BSE Sensex Index Chart
To get a better sense of Sensex movements, an ascending triangle with 18700 level as the flat top has been drawn. The zone between 18700 and 19000 is a support/resistance area. The Sensex has received support last week from the 50 day EMA, which coincides with the 19000 level.
The technical indicators are looking quite bearish. The MACD is falling below its signal line, though both are still positive. The ROC touched its 10 day MA, then dropped like a stone into negative territory. Both the RSI and slow stochastic are below their 50% levels, and heading down. The down trend that started from the Nov ‘10 top is intact.
The 200 day EMA is a little above the 18700 level. The two together may provide strong resistance if the Sensex falls further. Below that, the upward sloping trend line of the ascending triangle is another likely support. If the FII selling continues, the Sensex can drop to the longer-term support level of 17600.

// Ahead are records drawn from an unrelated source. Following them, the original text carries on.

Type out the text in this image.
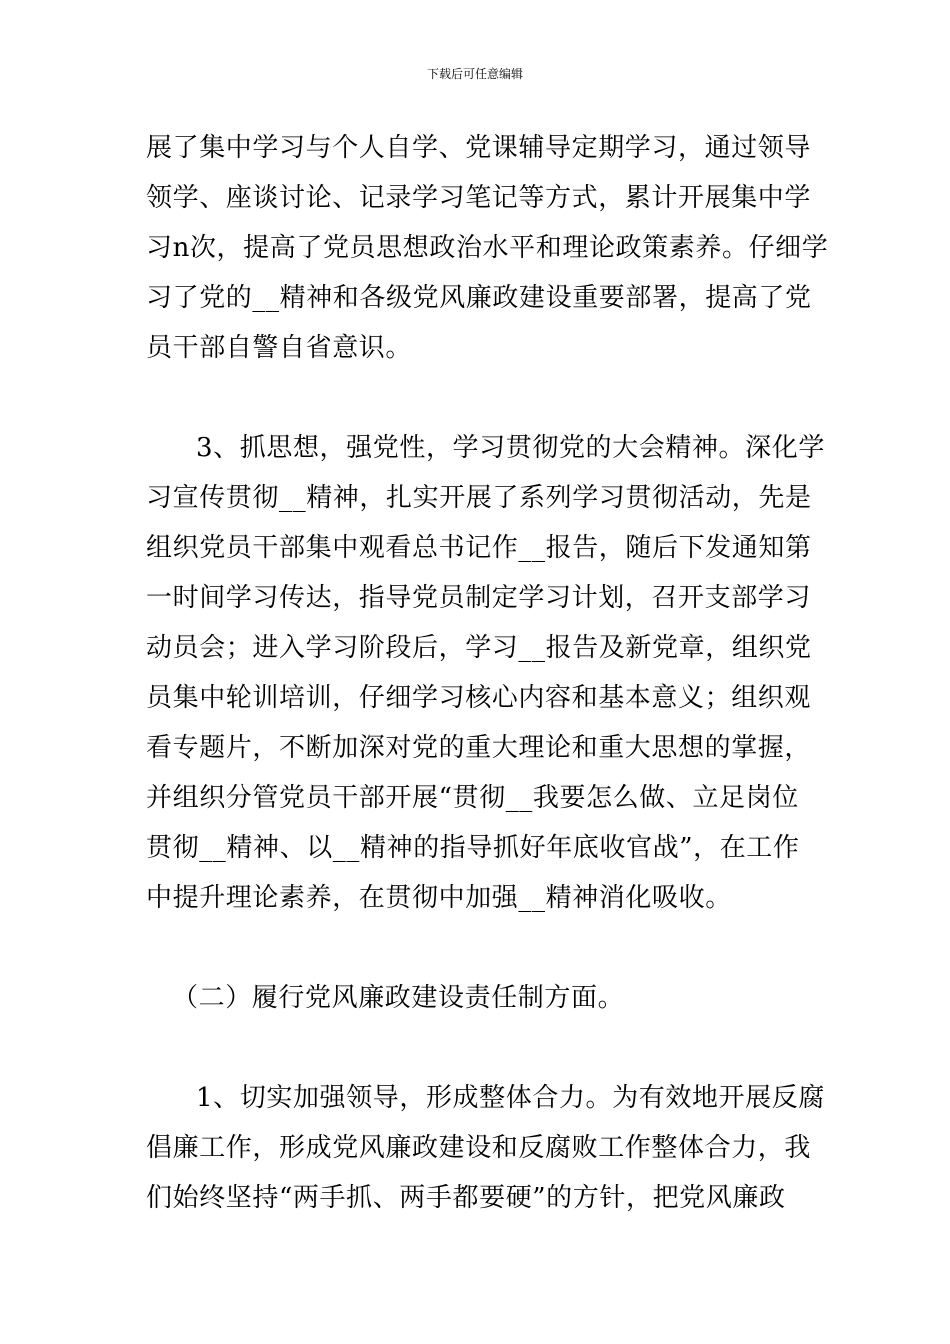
下载后可任意编辑
展了集中学习与个人自学、党课辅导定期学习，通过领导
领学、座谈讨论、记录学习笔记等方式，累计开展集中学
习n次，提高了党员思想政治水平和理论政策素养。仔细学
习了党的__精神和各级党风廉政建设重要部署，提高了党
员干部自警自省意识。
3、抓思想，强党性，学习贯彻党的大会精神。深化学
习宣传贯彻__精神，扎实开展了系列学习贯彻活动，先是
组织党员干部集中观看总书记作__报告，随后下发通知第
一时间学习传达，指导党员制定学习计划，召开支部学习
动员会；进入学习阶段后，学习__报告及新党章，组织党
员集中轮训培训，仔细学习核心内容和基本意义；组织观
看专题片，不断加深对党的重大理论和重大思想的掌握，
并组织分管党员干部开展“贯彻__我要怎么做、立足岗位
贯彻__精神、以__精神的指导抓好年底收官战”，在工作
中提升理论素养，在贯彻中加强__精神消化吸收。
（二）履行党风廉政建设责任制方面。
1、切实加强领导，形成整体合力。为有效地开展反腐
倡廉工作，形成党风廉政建设和反腐败工作整体合力，我
们始终坚持“两手抓、两手都要硬”的方针，把党风廉政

The down trend line needs to be breached on strong volumes for the bulls to regain control.
Nifty 50 Index Chart
The break out from the ascending triangle pattern was accompanied by rising volumes, indicating that the break out was a valid one. But the upside target of 6020 could not be met, as the Nifty ran into strong resistance from the down trend line.

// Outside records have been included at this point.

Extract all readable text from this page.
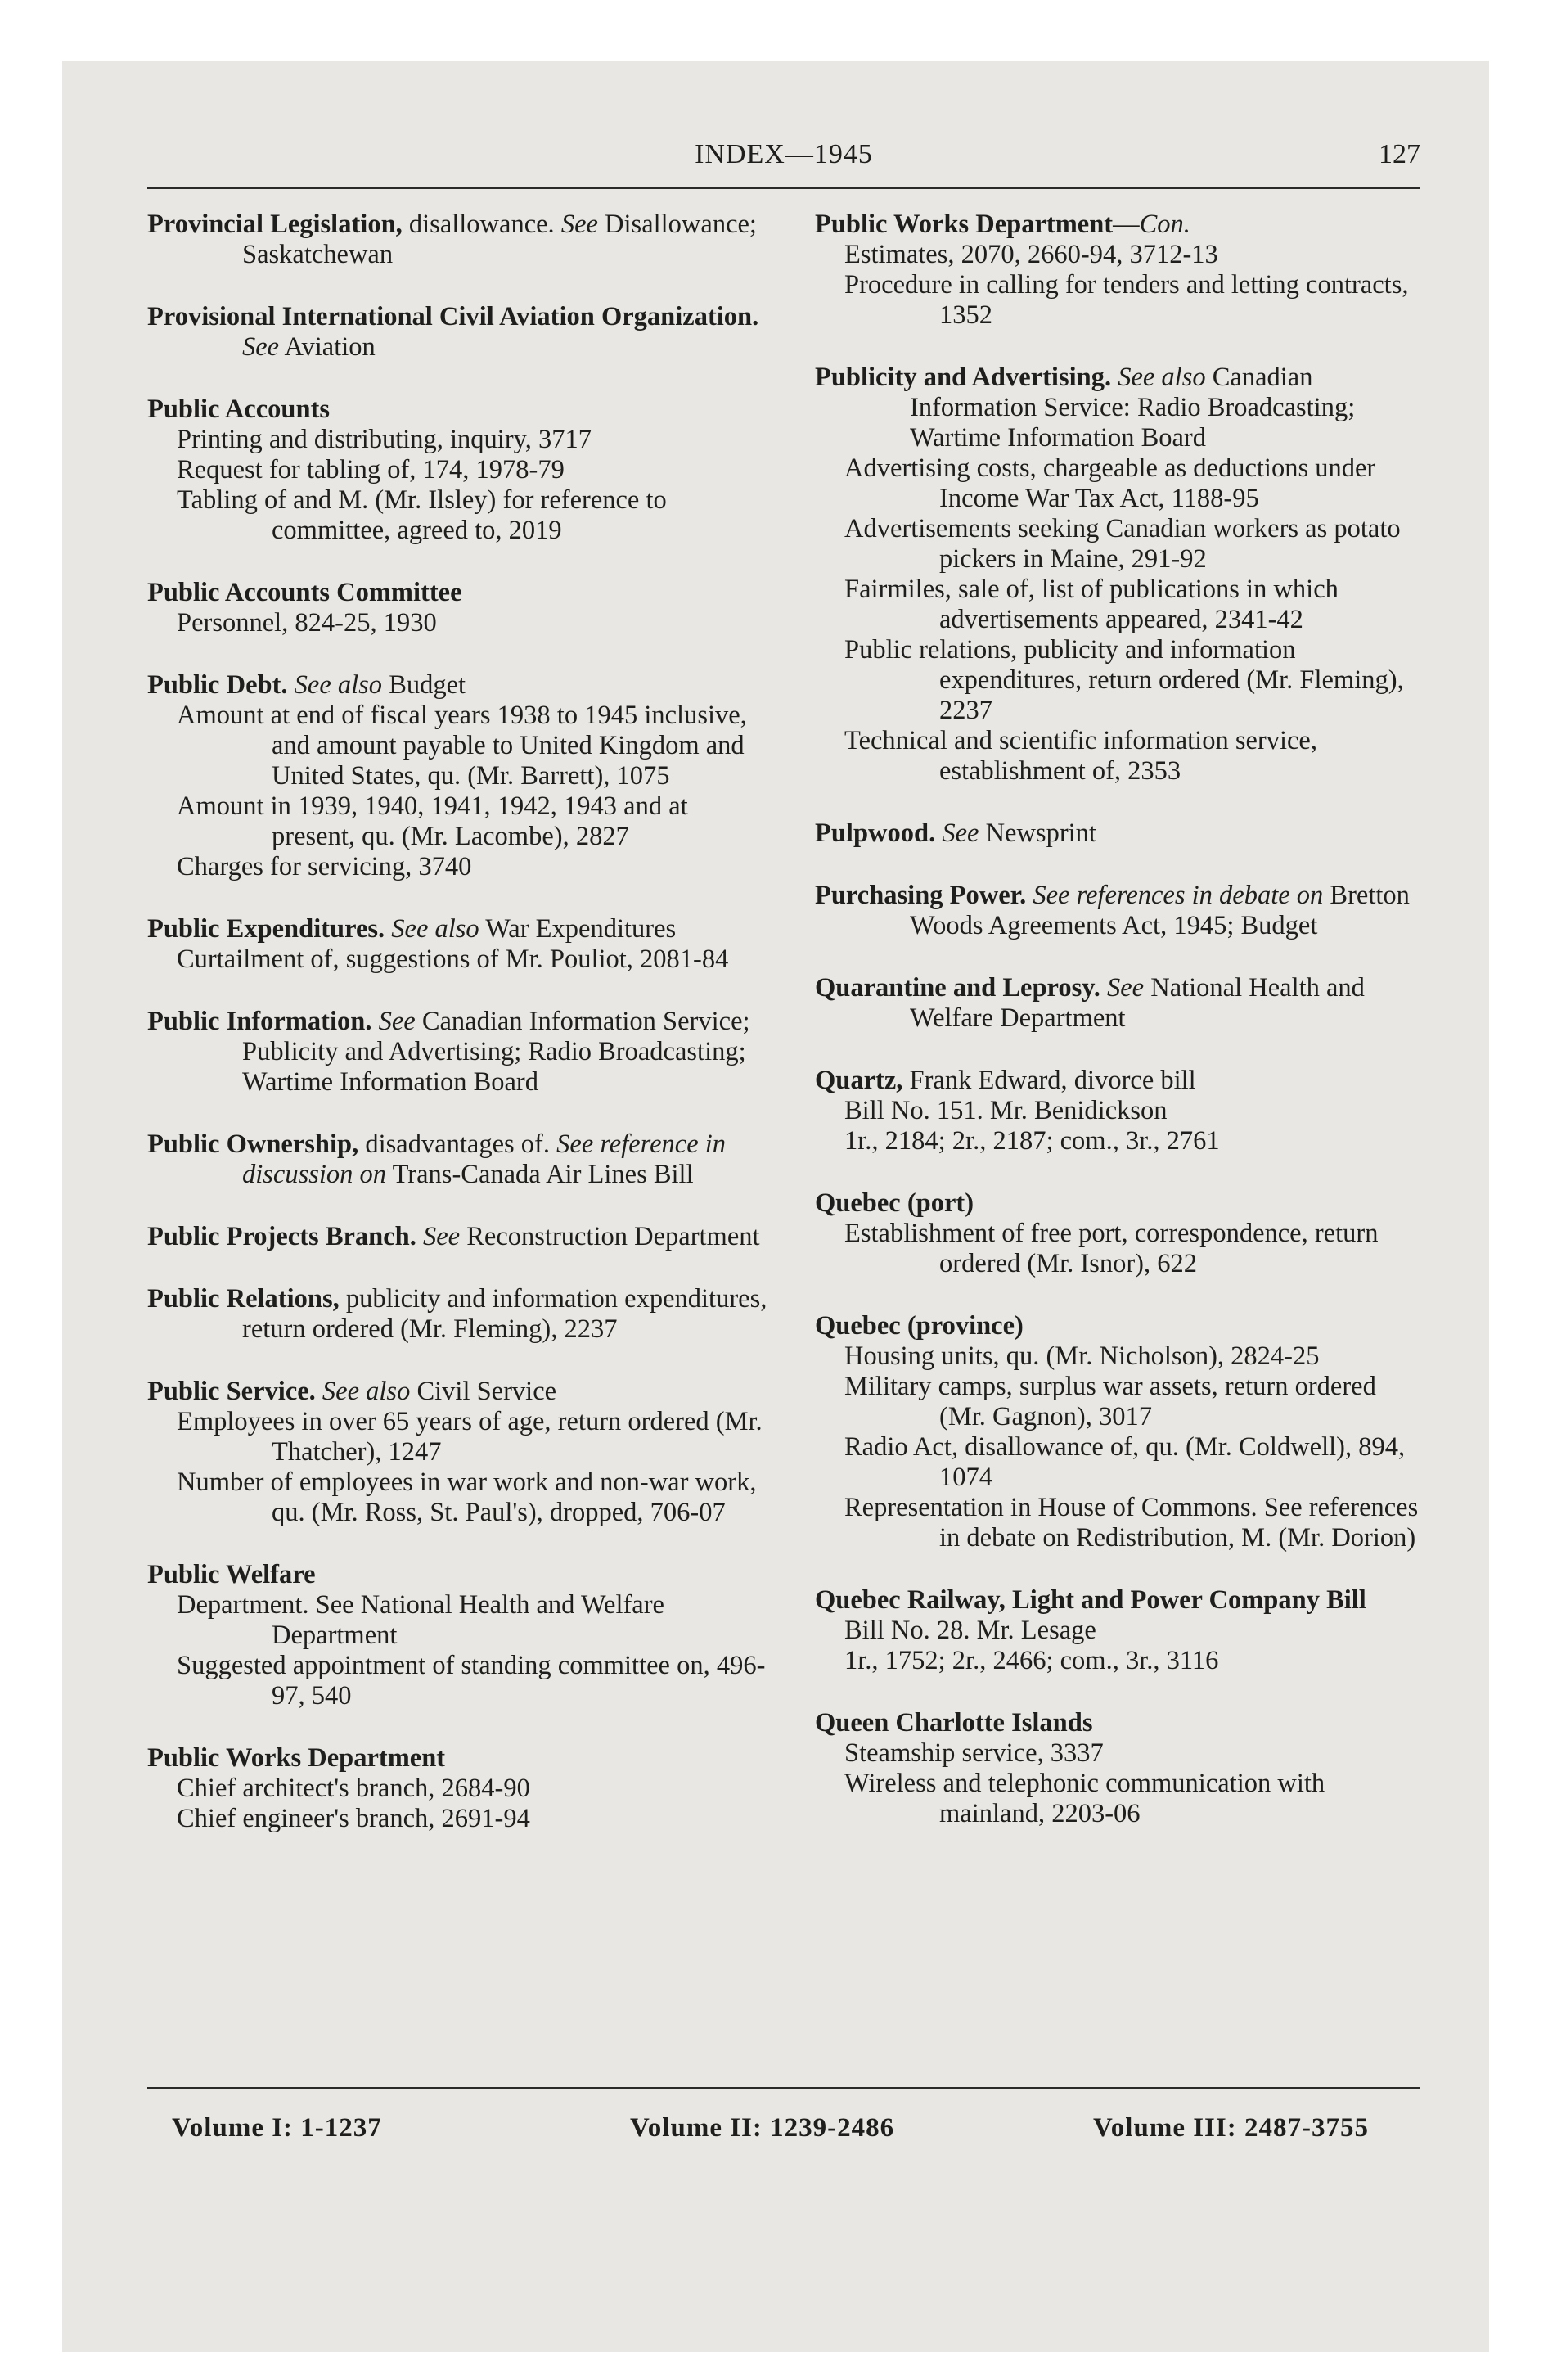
INDEX—1945	127
Provincial Legislation, disallowance. See Disallowance; Saskatchewan
Provisional International Civil Aviation Organization. See Aviation
Public Accounts
Printing and distributing, inquiry, 3717
Request for tabling of, 174, 1978-79
Tabling of and M. (Mr. Ilsley) for reference to committee, agreed to, 2019
Public Accounts Committee
Personnel, 824-25, 1930
Public Debt. See also Budget
Amount at end of fiscal years 1938 to 1945 inclusive, and amount payable to United Kingdom and United States, qu. (Mr. Barrett), 1075
Amount in 1939, 1940, 1941, 1942, 1943 and at present, qu. (Mr. Lacombe), 2827
Charges for servicing, 3740
Public Expenditures. See also War Expenditures
Curtailment of, suggestions of Mr. Pouliot, 2081-84
Public Information. See Canadian Information Service; Publicity and Advertising; Radio Broadcasting; Wartime Information Board
Public Ownership, disadvantages of. See reference in discussion on Trans-Canada Air Lines Bill
Public Projects Branch. See Reconstruction Department
Public Relations, publicity and information expenditures, return ordered (Mr. Fleming), 2237
Public Service. See also Civil Service
Employees in over 65 years of age, return ordered (Mr. Thatcher), 1247
Number of employees in war work and non-war work, qu. (Mr. Ross, St. Paul's), dropped, 706-07
Public Welfare
Department. See National Health and Welfare Department
Suggested appointment of standing committee on, 496-97, 540
Public Works Department
Chief architect's branch, 2684-90
Chief engineer's branch, 2691-94
Public Works Department—Con.
Estimates, 2070, 2660-94, 3712-13
Procedure in calling for tenders and letting contracts, 1352
Publicity and Advertising. See also Canadian Information Service: Radio Broadcasting; Wartime Information Board
Advertising costs, chargeable as deductions under Income War Tax Act, 1188-95
Advertisements seeking Canadian workers as potato pickers in Maine, 291-92
Fairmiles, sale of, list of publications in which advertisements appeared, 2341-42
Public relations, publicity and information expenditures, return ordered (Mr. Fleming), 2237
Technical and scientific information service, establishment of, 2353
Pulpwood. See Newsprint
Purchasing Power. See references in debate on Bretton Woods Agreements Act, 1945; Budget
Quarantine and Leprosy. See National Health and Welfare Department
Quartz, Frank Edward, divorce bill
Bill No. 151. Mr. Benidickson
1r., 2184; 2r., 2187; com., 3r., 2761
Quebec (port)
Establishment of free port, correspondence, return ordered (Mr. Isnor), 622
Quebec (province)
Housing units, qu. (Mr. Nicholson), 2824-25
Military camps, surplus war assets, return ordered (Mr. Gagnon), 3017
Radio Act, disallowance of, qu. (Mr. Coldwell), 894, 1074
Representation in House of Commons. See references in debate on Redistribution, M. (Mr. Dorion)
Quebec Railway, Light and Power Company Bill
Bill No. 28. Mr. Lesage
1r., 1752; 2r., 2466; com., 3r., 3116
Queen Charlotte Islands
Steamship service, 3337
Wireless and telephonic communication with mainland, 2203-06
Volume I: 1-1237	Volume II: 1239-2486	Volume III: 2487-3755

The zone between 5600 and 5700 should provide good support, in case the Nifty falls further. Below that, the upward sloping trend line of the ascending triangle may provide support. If the Nifty drops more – continued FII selling could trigger that – it may test the long-term support at 5300.
High volumes on down-days during April ‘11 is a sign of distribution. Since retail participation has dwindled, the logical assumption is that stocks are moving from FII accounts to DII accounts. The markets have already discounted a likely 25 bps interest rate hike by the RBI next week. If the actual hike is 50 bps, there can be more selling. Q4 results have been mixed so far. Higher commodity prices and interest rates appear to be taking a toll on margins. But sales growth seems to be on track.
Bottomline? The BSE Sensex and Nifty 50 index chart patterns are struggling to avoid another drop into bear markets. Caution should be the watch word. If you are in profits, book some of it and stash it away in a bank fixed deposit. That will enable you to buy another day.